DOT could raise rates and 5 more things we learned from a draft of Gov. Ned Lamont’s truck-only toll bill
Hartford Courant |
Jan 10, 2020 | 5:05 PM
Gov. Ned Lamont is still pushing his plan for truck-only tolls at 12 bridges on six highways across the state. He speaks here outside the state Capitol as anti-toll demonstrators hold signs from inside the building. The state transportation department would have the power to raise toll rates, starting in 2024, based on a working draft of a truck-only tolls bill that lawmakers plan to vote on next week.
That provision could prove to be controversial as anti-toll advocates say that legislators — not unelected officials — should be the ones to raise toll rates in the future.
The draft, obtained by the Courant, does not call for towns where toll gantries are located to share in toll revenue. Under previous versions, towns would have received 5% of the toll revenue. But that incentive came in a proposal to toll cars and trucks, generating far more revenue.
Estimates of how much the state would collect from truck-only tolls have ranged from $150 million to $200 million a year. The money would help fund a 10-year, $19.4 billion transportation plan.
“I think we’re going to have an agreed-upon bill very soon — this weekend — and we’ll be getting together with the leadership very early next week and hopefully bringing it to a vote," Gov. Ned Lamont said Friday.
Spokesmen for House and Senate Democrats said no final schedule has been set but sources said a hearing on the bill could be held as soon as Tuesday with a vote as early as Wednesday.
The toll debate at the state Capitol has carried on for nearly a year, but Democratic leaders said this week after discussing Lamont’s latest proposal with rank-and-file legislators that they believed the had the votes to pass it.

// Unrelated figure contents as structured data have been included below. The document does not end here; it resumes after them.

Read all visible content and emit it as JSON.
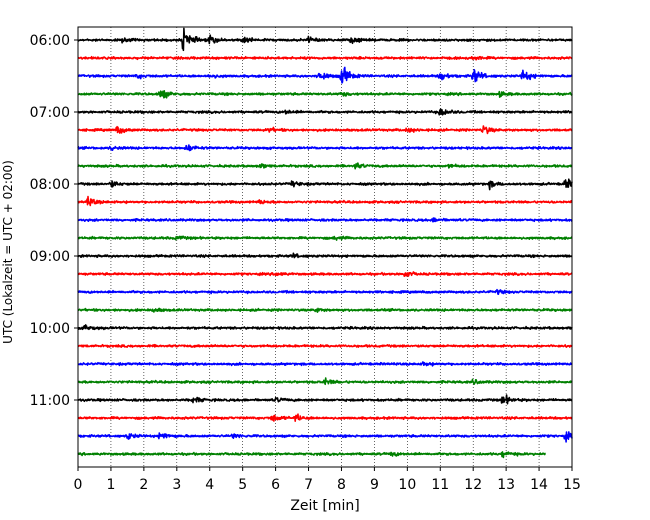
{
  "chart_data": {
    "type": "line",
    "title": "",
    "xlabel": "Zeit  [min]",
    "ylabel": "UTC (Lokalzeit = UTC + 02:00)",
    "xlim": [
      0,
      15
    ],
    "x_ticks": [
      "0",
      "1",
      "2",
      "3",
      "4",
      "5",
      "6",
      "7",
      "8",
      "9",
      "10",
      "11",
      "12",
      "13",
      "14",
      "15"
    ],
    "y_tick_labels": [
      "06:00",
      "07:00",
      "08:00",
      "09:00",
      "10:00",
      "11:00"
    ],
    "grid": "vertical dotted",
    "trace_count": 24,
    "trace_colors": [
      "#000000",
      "#ff0000",
      "#0000ff",
      "#008000"
    ],
    "traces": [
      {
        "row": 0,
        "color": "#000000",
        "events": [
          [
            1.3,
            3
          ],
          [
            3.2,
            18
          ],
          [
            4.0,
            6
          ],
          [
            5.0,
            5
          ],
          [
            7.0,
            4
          ],
          [
            8.3,
            5
          ]
        ]
      },
      {
        "row": 1,
        "color": "#ff0000",
        "events": [
          [
            12.0,
            3
          ]
        ]
      },
      {
        "row": 2,
        "color": "#0000ff",
        "events": [
          [
            1.8,
            3
          ],
          [
            4.0,
            3
          ],
          [
            7.3,
            9
          ],
          [
            8.0,
            17
          ],
          [
            11.0,
            7
          ],
          [
            12.0,
            13
          ],
          [
            13.5,
            10
          ]
        ]
      },
      {
        "row": 3,
        "color": "#008000",
        "events": [
          [
            2.5,
            9
          ],
          [
            8.0,
            3
          ],
          [
            12.8,
            3
          ]
        ]
      },
      {
        "row": 4,
        "color": "#000000",
        "events": [
          [
            11.0,
            8
          ],
          [
            6.3,
            3
          ]
        ]
      },
      {
        "row": 5,
        "color": "#ff0000",
        "events": [
          [
            1.2,
            6
          ],
          [
            5.8,
            3
          ],
          [
            10.0,
            4
          ],
          [
            12.3,
            7
          ]
        ]
      },
      {
        "row": 6,
        "color": "#0000ff",
        "events": [
          [
            3.3,
            6
          ],
          [
            1.0,
            3
          ]
        ]
      },
      {
        "row": 7,
        "color": "#008000",
        "events": [
          [
            8.4,
            5
          ],
          [
            11.2,
            3
          ],
          [
            5.5,
            3
          ]
        ]
      },
      {
        "row": 8,
        "color": "#000000",
        "events": [
          [
            1.0,
            5
          ],
          [
            6.5,
            4
          ],
          [
            12.5,
            5
          ],
          [
            14.8,
            8
          ]
        ]
      },
      {
        "row": 9,
        "color": "#ff0000",
        "events": [
          [
            0.3,
            7
          ],
          [
            5.5,
            3
          ]
        ]
      },
      {
        "row": 10,
        "color": "#0000ff",
        "events": [
          [
            10.8,
            3
          ]
        ]
      },
      {
        "row": 11,
        "color": "#008000",
        "events": [
          [
            3.0,
            3
          ],
          [
            7.8,
            3
          ]
        ]
      },
      {
        "row": 12,
        "color": "#000000",
        "events": [
          [
            6.5,
            3
          ]
        ]
      },
      {
        "row": 13,
        "color": "#ff0000",
        "events": [
          [
            9.9,
            5
          ],
          [
            6.0,
            3
          ]
        ]
      },
      {
        "row": 14,
        "color": "#0000ff",
        "events": [
          [
            12.7,
            3
          ]
        ]
      },
      {
        "row": 15,
        "color": "#008000",
        "events": [
          [
            2.3,
            3
          ],
          [
            7.2,
            3
          ]
        ]
      },
      {
        "row": 16,
        "color": "#000000",
        "events": [
          [
            0.2,
            5
          ]
        ]
      },
      {
        "row": 17,
        "color": "#ff0000",
        "events": []
      },
      {
        "row": 18,
        "color": "#0000ff",
        "events": [
          [
            10.5,
            3
          ]
        ]
      },
      {
        "row": 19,
        "color": "#008000",
        "events": [
          [
            7.5,
            5
          ],
          [
            12.0,
            3
          ]
        ]
      },
      {
        "row": 20,
        "color": "#000000",
        "events": [
          [
            3.5,
            5
          ],
          [
            12.9,
            8
          ],
          [
            6.0,
            3
          ]
        ]
      },
      {
        "row": 21,
        "color": "#ff0000",
        "events": [
          [
            5.9,
            6
          ],
          [
            6.6,
            5
          ]
        ]
      },
      {
        "row": 22,
        "color": "#0000ff",
        "events": [
          [
            1.5,
            5
          ],
          [
            2.5,
            7
          ],
          [
            4.7,
            3
          ],
          [
            14.8,
            6
          ]
        ]
      },
      {
        "row": 23,
        "color": "#008000",
        "events": [
          [
            9.5,
            3
          ],
          [
            12.9,
            5
          ]
        ],
        "x_end": 14.2
      }
    ]
  }
}
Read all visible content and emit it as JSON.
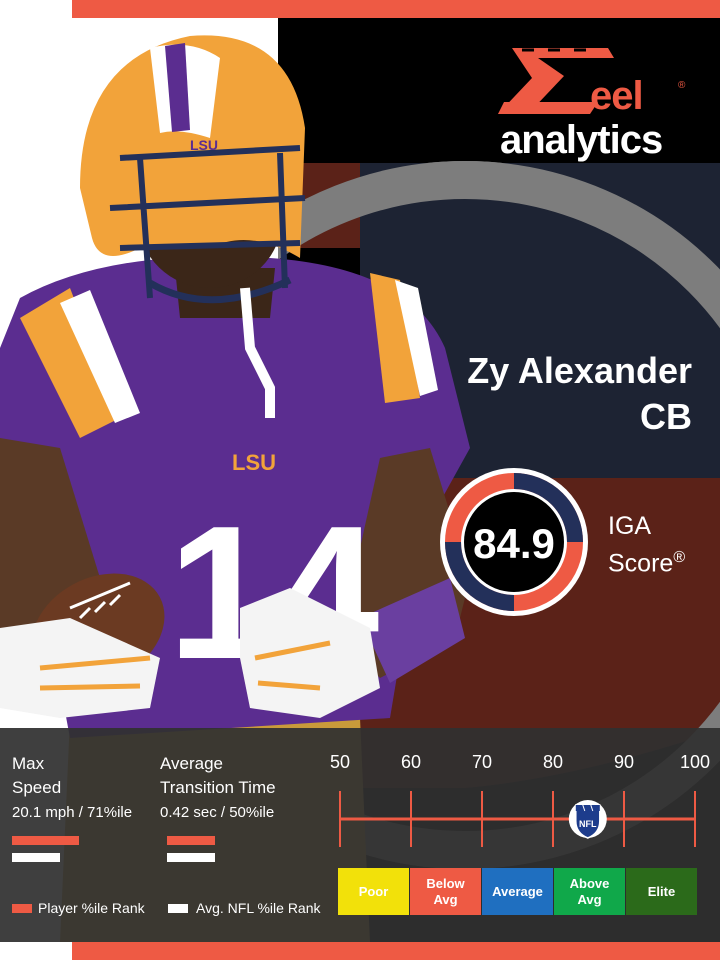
{
  "brand": {
    "logo_r": "R",
    "logo_eel": "eel",
    "logo_reg": "®",
    "logo_word": "analytics"
  },
  "player": {
    "name": "Zy Alexander",
    "position": "CB"
  },
  "score": {
    "value": "84.9",
    "label_line1": "IGA",
    "label_line2": "Score",
    "label_reg": "®"
  },
  "stats": [
    {
      "title_line1": "Max",
      "title_line2": "Speed",
      "value": "20.1 mph / 71%ile",
      "player_pct": 71,
      "nfl_pct": 50
    },
    {
      "title_line1": "Average",
      "title_line2": "Transition Time",
      "value": "0.42 sec / 50%ile",
      "player_pct": 50,
      "nfl_pct": 50
    }
  ],
  "legend": {
    "player": "Player %ile Rank",
    "nfl": "Avg. NFL %ile Rank"
  },
  "scale": {
    "ticks": [
      "50",
      "60",
      "70",
      "80",
      "90",
      "100"
    ],
    "marker_value": 84.9,
    "marker_icon": "nfl-shield-icon",
    "marker_text": "NFL"
  },
  "categories": [
    {
      "label": "Poor",
      "color": "#f2e10a",
      "text_color": "#ffffff"
    },
    {
      "label": "Below Avg",
      "color": "#ee5a44",
      "text_color": "#ffffff"
    },
    {
      "label": "Average",
      "color": "#1f6fc0",
      "text_color": "#ffffff"
    },
    {
      "label": "Above Avg",
      "color": "#10a84a",
      "text_color": "#ffffff"
    },
    {
      "label": "Elite",
      "color": "#2b6a1a",
      "text_color": "#ffffff"
    }
  ],
  "colors": {
    "accent": "#ee5a44",
    "lsu_purple": "#5b2d90",
    "lsu_gold": "#f2a33a"
  },
  "photo": {
    "jersey_number": "14",
    "jersey_text": "LSU",
    "helmet_text": "LSU"
  }
}
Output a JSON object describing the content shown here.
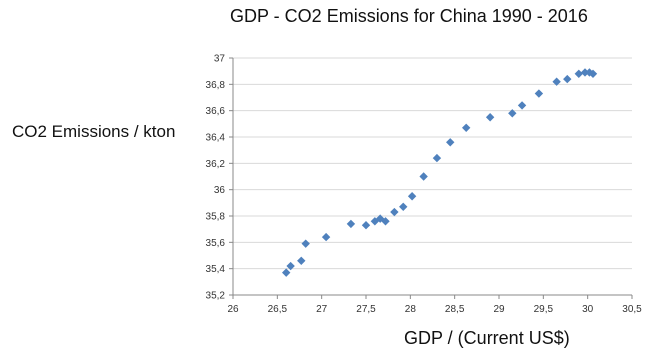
{
  "chart_data": {
    "type": "scatter",
    "title": "GDP - CO2 Emissions for China 1990 - 2016",
    "xlabel": "GDP / (Current US$)",
    "ylabel": "CO2 Emissions / kton",
    "xlim": [
      26,
      30.5
    ],
    "ylim": [
      35.2,
      37
    ],
    "xticks": [
      "26",
      "26,5",
      "27",
      "27,5",
      "28",
      "28,5",
      "29",
      "29,5",
      "30",
      "30,5"
    ],
    "yticks": [
      "35,2",
      "35,4",
      "35,6",
      "35,8",
      "36",
      "36,2",
      "36,4",
      "36,6",
      "36,8",
      "37"
    ],
    "grid": "horizontal",
    "marker_color": "#4f81bd",
    "points": [
      {
        "x": 26.6,
        "y": 35.37
      },
      {
        "x": 26.65,
        "y": 35.42
      },
      {
        "x": 26.77,
        "y": 35.46
      },
      {
        "x": 26.82,
        "y": 35.59
      },
      {
        "x": 27.05,
        "y": 35.64
      },
      {
        "x": 27.33,
        "y": 35.74
      },
      {
        "x": 27.5,
        "y": 35.73
      },
      {
        "x": 27.6,
        "y": 35.76
      },
      {
        "x": 27.66,
        "y": 35.78
      },
      {
        "x": 27.72,
        "y": 35.76
      },
      {
        "x": 27.82,
        "y": 35.83
      },
      {
        "x": 27.92,
        "y": 35.87
      },
      {
        "x": 28.02,
        "y": 35.95
      },
      {
        "x": 28.15,
        "y": 36.1
      },
      {
        "x": 28.3,
        "y": 36.24
      },
      {
        "x": 28.45,
        "y": 36.36
      },
      {
        "x": 28.63,
        "y": 36.47
      },
      {
        "x": 28.9,
        "y": 36.55
      },
      {
        "x": 29.15,
        "y": 36.58
      },
      {
        "x": 29.26,
        "y": 36.64
      },
      {
        "x": 29.45,
        "y": 36.73
      },
      {
        "x": 29.65,
        "y": 36.82
      },
      {
        "x": 29.77,
        "y": 36.84
      },
      {
        "x": 29.9,
        "y": 36.88
      },
      {
        "x": 29.97,
        "y": 36.89
      },
      {
        "x": 30.02,
        "y": 36.89
      },
      {
        "x": 30.06,
        "y": 36.88
      }
    ]
  }
}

The 15-page draft includes the following:Only large tractor-trailers
Tolls would only be paid by large tractor-trailer trucks, according to the draft. There would be no tolls, for example, for FedEx and UPS delivery trucks or oil trucks that deliver to homes.

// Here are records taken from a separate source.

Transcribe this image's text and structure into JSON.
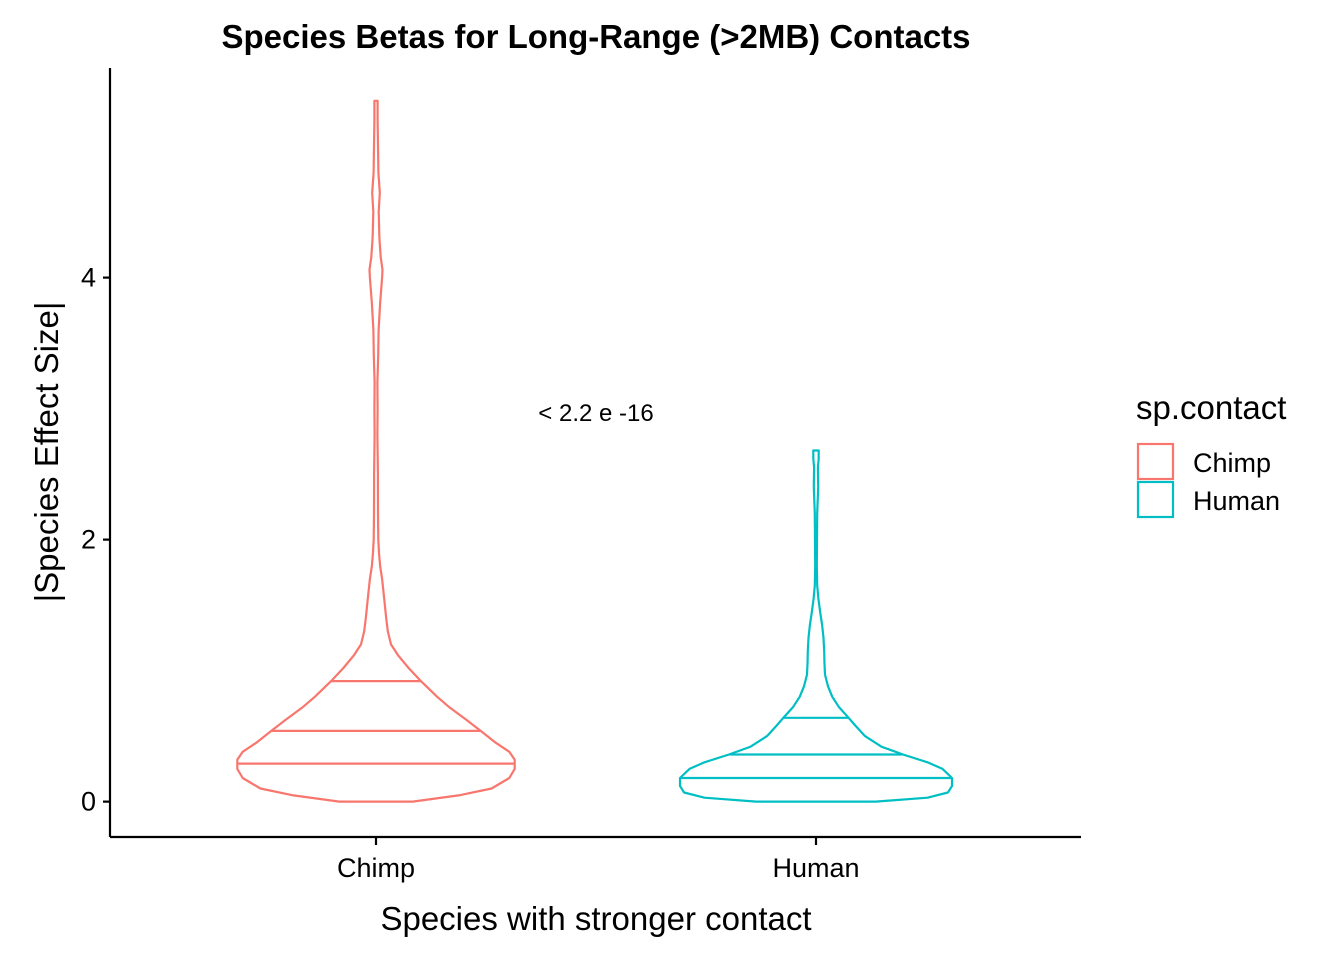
{
  "chart_data": {
    "type": "violin",
    "title": "Species Betas for Long-Range (>2MB) Contacts",
    "xlabel": "Species with stronger contact",
    "ylabel": "|Species Effect Size|",
    "categories": [
      "Chimp",
      "Human"
    ],
    "ylim": [
      -0.27,
      5.6
    ],
    "yticks": [
      0,
      2,
      4
    ],
    "grid": false,
    "annotation": "< 2.2 e -16",
    "legend": {
      "title": "sp.contact",
      "position": "right",
      "entries": [
        {
          "label": "Chimp",
          "color": "#F8766D"
        },
        {
          "label": "Human",
          "color": "#00BFC4"
        }
      ]
    },
    "series": [
      {
        "name": "Chimp",
        "color": "#F8766D",
        "quantiles": [
          0.29,
          0.54,
          0.92
        ],
        "max": 5.35,
        "profile": [
          [
            0.0,
            0.27
          ],
          [
            0.05,
            0.62
          ],
          [
            0.1,
            0.85
          ],
          [
            0.18,
            0.98
          ],
          [
            0.25,
            1.02
          ],
          [
            0.32,
            1.02
          ],
          [
            0.38,
            0.98
          ],
          [
            0.45,
            0.88
          ],
          [
            0.54,
            0.77
          ],
          [
            0.62,
            0.67
          ],
          [
            0.72,
            0.54
          ],
          [
            0.8,
            0.45
          ],
          [
            0.92,
            0.33
          ],
          [
            1.02,
            0.24
          ],
          [
            1.12,
            0.16
          ],
          [
            1.2,
            0.11
          ],
          [
            1.3,
            0.087
          ],
          [
            1.4,
            0.075
          ],
          [
            1.55,
            0.06
          ],
          [
            1.7,
            0.045
          ],
          [
            1.8,
            0.03
          ],
          [
            1.9,
            0.022
          ],
          [
            2.0,
            0.017
          ],
          [
            2.2,
            0.015
          ],
          [
            2.5,
            0.014
          ],
          [
            2.8,
            0.01
          ],
          [
            3.0,
            0.012
          ],
          [
            3.2,
            0.01
          ],
          [
            3.4,
            0.016
          ],
          [
            3.6,
            0.019
          ],
          [
            3.8,
            0.03
          ],
          [
            4.0,
            0.045
          ],
          [
            4.06,
            0.048
          ],
          [
            4.15,
            0.035
          ],
          [
            4.3,
            0.025
          ],
          [
            4.5,
            0.02
          ],
          [
            4.65,
            0.028
          ],
          [
            4.8,
            0.018
          ],
          [
            5.0,
            0.015
          ],
          [
            5.2,
            0.012
          ],
          [
            5.35,
            0.012
          ]
        ]
      },
      {
        "name": "Human",
        "color": "#00BFC4",
        "quantiles": [
          0.18,
          0.36,
          0.64
        ],
        "max": 2.68,
        "profile": [
          [
            0.0,
            0.44
          ],
          [
            0.03,
            0.82
          ],
          [
            0.07,
            0.97
          ],
          [
            0.12,
            1.0
          ],
          [
            0.18,
            1.0
          ],
          [
            0.25,
            0.93
          ],
          [
            0.3,
            0.82
          ],
          [
            0.36,
            0.64
          ],
          [
            0.42,
            0.48
          ],
          [
            0.5,
            0.36
          ],
          [
            0.58,
            0.29
          ],
          [
            0.64,
            0.24
          ],
          [
            0.72,
            0.17
          ],
          [
            0.8,
            0.12
          ],
          [
            0.88,
            0.088
          ],
          [
            0.97,
            0.066
          ],
          [
            1.07,
            0.062
          ],
          [
            1.15,
            0.06
          ],
          [
            1.25,
            0.055
          ],
          [
            1.35,
            0.045
          ],
          [
            1.45,
            0.03
          ],
          [
            1.55,
            0.018
          ],
          [
            1.65,
            0.009
          ],
          [
            1.8,
            0.006
          ],
          [
            2.0,
            0.007
          ],
          [
            2.2,
            0.009
          ],
          [
            2.4,
            0.016
          ],
          [
            2.55,
            0.014
          ],
          [
            2.62,
            0.02
          ],
          [
            2.68,
            0.02
          ]
        ]
      }
    ]
  }
}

Even with fewer trucks paying tolls overall than under previous plans, Lamont said that officials still expect the state to raise sufficient revenue.
"We’re following Rhode Island’s example — the big tractor-trailer trucks — taking their law, a law that’s been in operation a couple of years,'' Lamont said Friday.DOT could increase toll rates
The draft states that the state transportation department "may change the fees for using the bridges,'' as long as the increases are not above the inflation rate or the National Highway Construction Cost Index, whichever is higher.

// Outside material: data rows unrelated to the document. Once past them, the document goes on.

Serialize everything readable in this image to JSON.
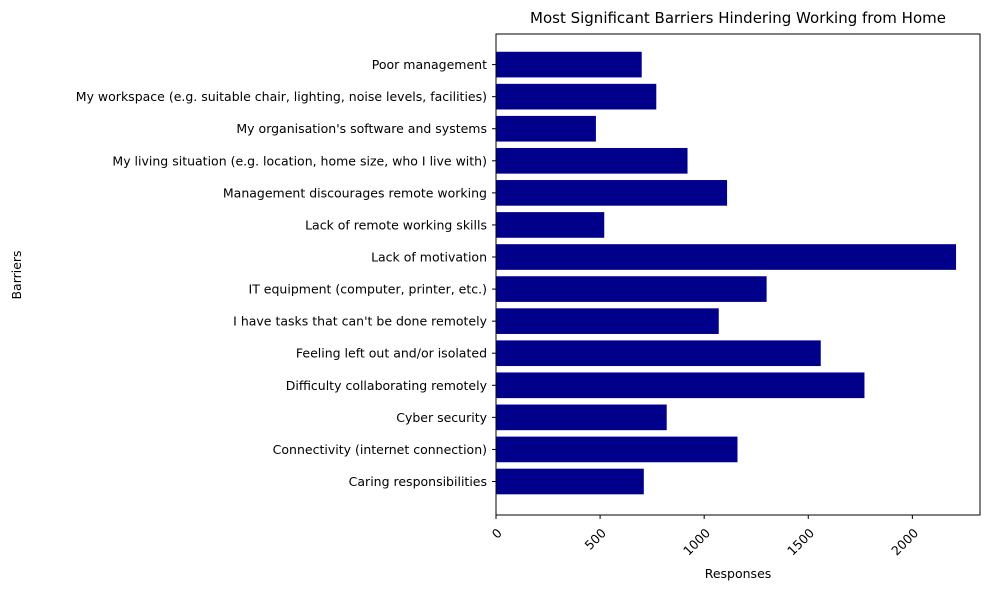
{
  "chart_data": {
    "type": "bar",
    "orientation": "horizontal",
    "title": "Most Significant Barriers Hindering Working from Home",
    "xlabel": "Responses",
    "ylabel": "Barriers",
    "categories": [
      "Caring responsibilities",
      "Connectivity (internet connection)",
      "Cyber security",
      "Difficulty collaborating remotely",
      "Feeling left out and/or isolated",
      "I have tasks that can't be done remotely",
      "IT equipment (computer, printer, etc.)",
      "Lack of motivation",
      "Lack of remote working skills",
      "Management discourages remote working",
      "My living situation (e.g. location, home size, who I live with)",
      "My organisation's software and systems",
      "My workspace (e.g. suitable chair, lighting, noise levels, facilities)",
      "Poor management"
    ],
    "values": [
      710,
      1160,
      820,
      1770,
      1560,
      1070,
      1300,
      2210,
      520,
      1110,
      920,
      480,
      770,
      700
    ],
    "xlim": [
      0,
      2325
    ],
    "xticks": [
      0,
      500,
      1000,
      1500,
      2000
    ],
    "xtick_labels": [
      "0",
      "500",
      "1000",
      "1500",
      "2000"
    ],
    "xtick_rotation": 45,
    "bar_color": "#00008b",
    "grid": false,
    "legend": "none"
  }
}
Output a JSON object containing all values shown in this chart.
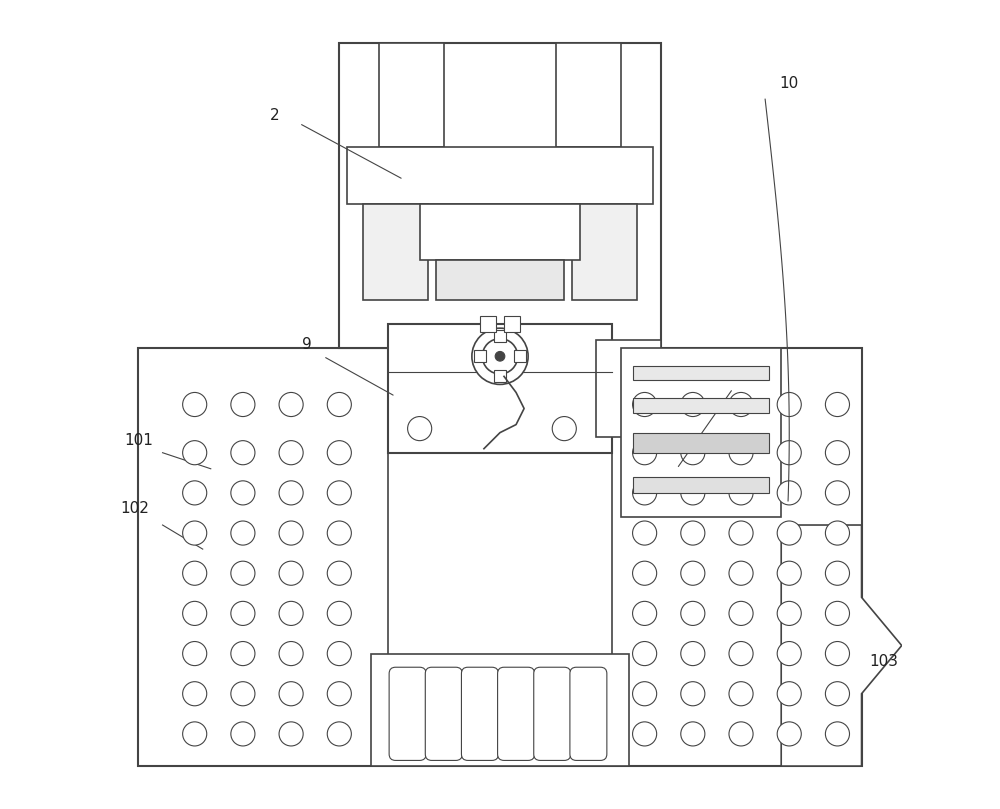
{
  "bg_color": "#ffffff",
  "line_color": "#444444",
  "label_color": "#222222",
  "fig_width": 10.0,
  "fig_height": 8.09,
  "dpi": 100
}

The highest prices would be charged on the Gold Star Memorial Bridge on the Groton-New London border and the Charter Oak Bridge off I-91 in Hartford. The base rate would be $12.80 for trucks with a Connecticut-issued E-ZPass. Those without a transponder would pay 50% more.12 bridges would be tolled
Tolls would be located at the following sites:
I-84 over the Housatonic River on the Newtown-Southbury border, which is known locally as the Rochambeau Bridge
The so-called Mixmaster at the intersection of Routes 84 and 8 in Waterbury
I-84 over Berkshire Road in West Hartford
The Charter Oak Bridge in Hartford
I-95 over Metro-North Commuter Railroad bridge in Stamford
I-95 over Route 33 in Westport
I-95 over Metro-North railroad in West Haven
I-95 over Route 161 in East Lyme
The Gold Star Memorial Bridge between Groton and New London on I-95 over Thames River
I-395 over the Moosup River in Plainfield
I-684 over the Byram River in western Greenwich
Route 8 south of I-84 in Waterbury
No “personally identifiable toll customer information” that is collected by the state can be sold or released publicly, including names, addresses, license plates, photographs and credit card numbers of the customers paying the toll. The information will not be subject to the state’s Freedom of Information Act, according to the draft. But the information could be disclosed in special circumstances, for example, in relation to a search warrant or subpoena in a criminal case.Punishing ‘toll evaders’
Those who skip out on paying tolls could face fines as high as $3,000 if they don’t pay up after a series of notices. And the bill says the state Department of Motor Vehicles “shall not issue or renew the motor vehicle registration” of violators until the tolls have been paid.
Some Senate Democrats said one of their conditions for voting for tolls would be improvements in the state’s effort to hire minority contractors. The draft calls for an analysis of “state contracts of small contractors and minority business enterprises” and whether enough contracts have been awarded to those firms. The yearlong study would then be submitted to the legislature’s labor, transportation and government administration committees for legislative action in the 2021 session.